Abusey Junction compte aujourd’hui des centaines de millions d’écoute toutes plateformes confondues. Un succès colossal pour une pièce de cet acabit, positionnée en ultime position de la compilation We Out Here (2018), curatée par le label du digger Gilles Peterson Brownswood Recordings et sur laquelle figure la fine fleur du jazz made in UK (dont l’immense Shabaka Hutchings et le quintet Ezra Collective). De passage à Paris en mai dernier, Sheila Maurice-Grey, trompettiste et co-fondatrice de l’octuor londonien aux côtés du percussionniste Onome Edgeworth, et la saxophoniste Cassie Kinoshi se souviennent du basculement que la sortie de ce morceau a provoqué pour Kokoroko : “On s’est senti chanceux. Pour un groupe ou un musicien, avoir l’opportunité de voir l’un de ses morceaux exploser comme ça, c’est exceptionnel. Mais on avait aussi à cœur de dire qu’il y avait chez nous plus à découvrir.
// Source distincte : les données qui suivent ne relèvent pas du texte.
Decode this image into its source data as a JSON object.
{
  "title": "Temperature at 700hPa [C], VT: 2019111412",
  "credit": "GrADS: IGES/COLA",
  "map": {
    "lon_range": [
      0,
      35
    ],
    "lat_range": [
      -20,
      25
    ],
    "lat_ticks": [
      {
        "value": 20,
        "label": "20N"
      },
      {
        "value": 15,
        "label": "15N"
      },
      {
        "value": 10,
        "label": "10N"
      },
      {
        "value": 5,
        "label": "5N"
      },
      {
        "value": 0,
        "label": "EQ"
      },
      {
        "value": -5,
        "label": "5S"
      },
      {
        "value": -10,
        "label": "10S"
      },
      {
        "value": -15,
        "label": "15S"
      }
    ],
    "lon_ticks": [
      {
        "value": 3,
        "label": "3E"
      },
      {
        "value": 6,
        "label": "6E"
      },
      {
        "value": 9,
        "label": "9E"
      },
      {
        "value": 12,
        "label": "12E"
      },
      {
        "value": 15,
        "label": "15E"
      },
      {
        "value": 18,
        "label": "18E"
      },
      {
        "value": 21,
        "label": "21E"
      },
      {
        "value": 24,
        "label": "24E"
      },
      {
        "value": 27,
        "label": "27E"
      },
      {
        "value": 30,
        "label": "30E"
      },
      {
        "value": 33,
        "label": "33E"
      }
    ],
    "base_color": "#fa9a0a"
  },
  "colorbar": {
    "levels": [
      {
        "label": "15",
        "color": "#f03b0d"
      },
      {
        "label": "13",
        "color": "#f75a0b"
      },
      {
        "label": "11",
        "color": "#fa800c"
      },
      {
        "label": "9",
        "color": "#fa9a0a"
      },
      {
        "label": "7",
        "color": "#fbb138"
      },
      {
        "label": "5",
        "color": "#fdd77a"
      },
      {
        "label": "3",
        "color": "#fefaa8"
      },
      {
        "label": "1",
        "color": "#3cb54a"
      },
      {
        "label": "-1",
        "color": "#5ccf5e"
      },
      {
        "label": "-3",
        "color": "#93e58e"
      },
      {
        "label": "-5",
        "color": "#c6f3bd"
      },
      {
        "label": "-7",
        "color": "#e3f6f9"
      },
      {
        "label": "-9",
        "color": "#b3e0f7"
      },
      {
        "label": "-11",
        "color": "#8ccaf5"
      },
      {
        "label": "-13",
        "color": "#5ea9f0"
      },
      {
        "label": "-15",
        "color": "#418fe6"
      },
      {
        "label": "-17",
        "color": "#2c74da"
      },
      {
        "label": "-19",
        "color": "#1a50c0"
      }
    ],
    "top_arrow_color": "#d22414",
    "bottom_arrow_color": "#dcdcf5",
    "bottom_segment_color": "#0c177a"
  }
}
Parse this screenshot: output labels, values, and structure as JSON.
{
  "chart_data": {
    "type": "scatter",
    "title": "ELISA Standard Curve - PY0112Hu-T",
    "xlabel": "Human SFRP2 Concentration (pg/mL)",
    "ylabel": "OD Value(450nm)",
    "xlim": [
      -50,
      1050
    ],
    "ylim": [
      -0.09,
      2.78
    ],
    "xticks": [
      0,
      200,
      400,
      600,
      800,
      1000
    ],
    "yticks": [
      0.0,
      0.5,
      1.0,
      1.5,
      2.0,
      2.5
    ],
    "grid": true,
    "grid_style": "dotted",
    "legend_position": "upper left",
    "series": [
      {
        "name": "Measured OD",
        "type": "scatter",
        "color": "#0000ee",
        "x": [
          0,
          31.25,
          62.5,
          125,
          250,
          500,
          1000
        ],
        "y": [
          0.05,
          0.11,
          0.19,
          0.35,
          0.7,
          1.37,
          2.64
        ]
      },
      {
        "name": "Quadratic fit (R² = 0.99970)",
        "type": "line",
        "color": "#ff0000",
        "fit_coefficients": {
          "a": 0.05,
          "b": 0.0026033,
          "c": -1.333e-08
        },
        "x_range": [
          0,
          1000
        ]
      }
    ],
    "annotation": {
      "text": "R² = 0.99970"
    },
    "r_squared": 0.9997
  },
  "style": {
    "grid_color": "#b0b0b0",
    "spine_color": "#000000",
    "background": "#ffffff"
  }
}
Tous les morceaux écrits depuis sont très différents”, nous rencarde Sheila. “C’était agréable de voir à quel point il a résonné chez les gens, ça nous a surtout poussé à aller de l’avant pour faire que le reste résonne de la même manière chez eux”, poursuit Cassie. 

Pan African Music

Même si Sheila rappelle que leur reprise du Colonial Mentality de Fela Kuti avait fait, dès 2016, elle aussi son petit effet (une version mise en boîte au London Jazz festival et documenté dans la compilation JazznewbloodALIVE), c’est bien sur la foi d’Abusey Junction que le groupe a pu ratisser les scènes du monde entier. Sheila : “L’intérêt des gens pour cette cover me fait dire qu’on aurait beaucoup tourné malgré tout, mais peut-être pas dans les mêmes proportions”. Croisé dans les loges d’une salle de concert après un show dans le nord des Pays-Bas en 2019, Onome évoquait déjà les débuts du groupe lors d’un séjour au Kenya, visiblement motivés par le besoin de remettre la musique noire au cœur des préoccupations d’une jeunesse londonienne issue de la diaspora afro-caribéenne : “La famille de Sheila est originaire du Sierra Leone et la mienne du Nigéria. On voulait faire de l’afrobeat, en se disant qu’il y avait peu de groupes au Royaume-Uni qui jouaient de la musique pour des jeunes gens qui nous ressemblent. Quand on est rentré à Londres, Sheila a commencé à rassembler autour d’elle des musiciens pour monter Kokoroko”. À ce titre, la reprise de Fela, père de l’afrobeat – genre qui aura connu au cours des années 2010, à l’instar du highlife au Ghana et au Nigéria, un regain d’intérêt notable – ferait presque figure d’acte politique. 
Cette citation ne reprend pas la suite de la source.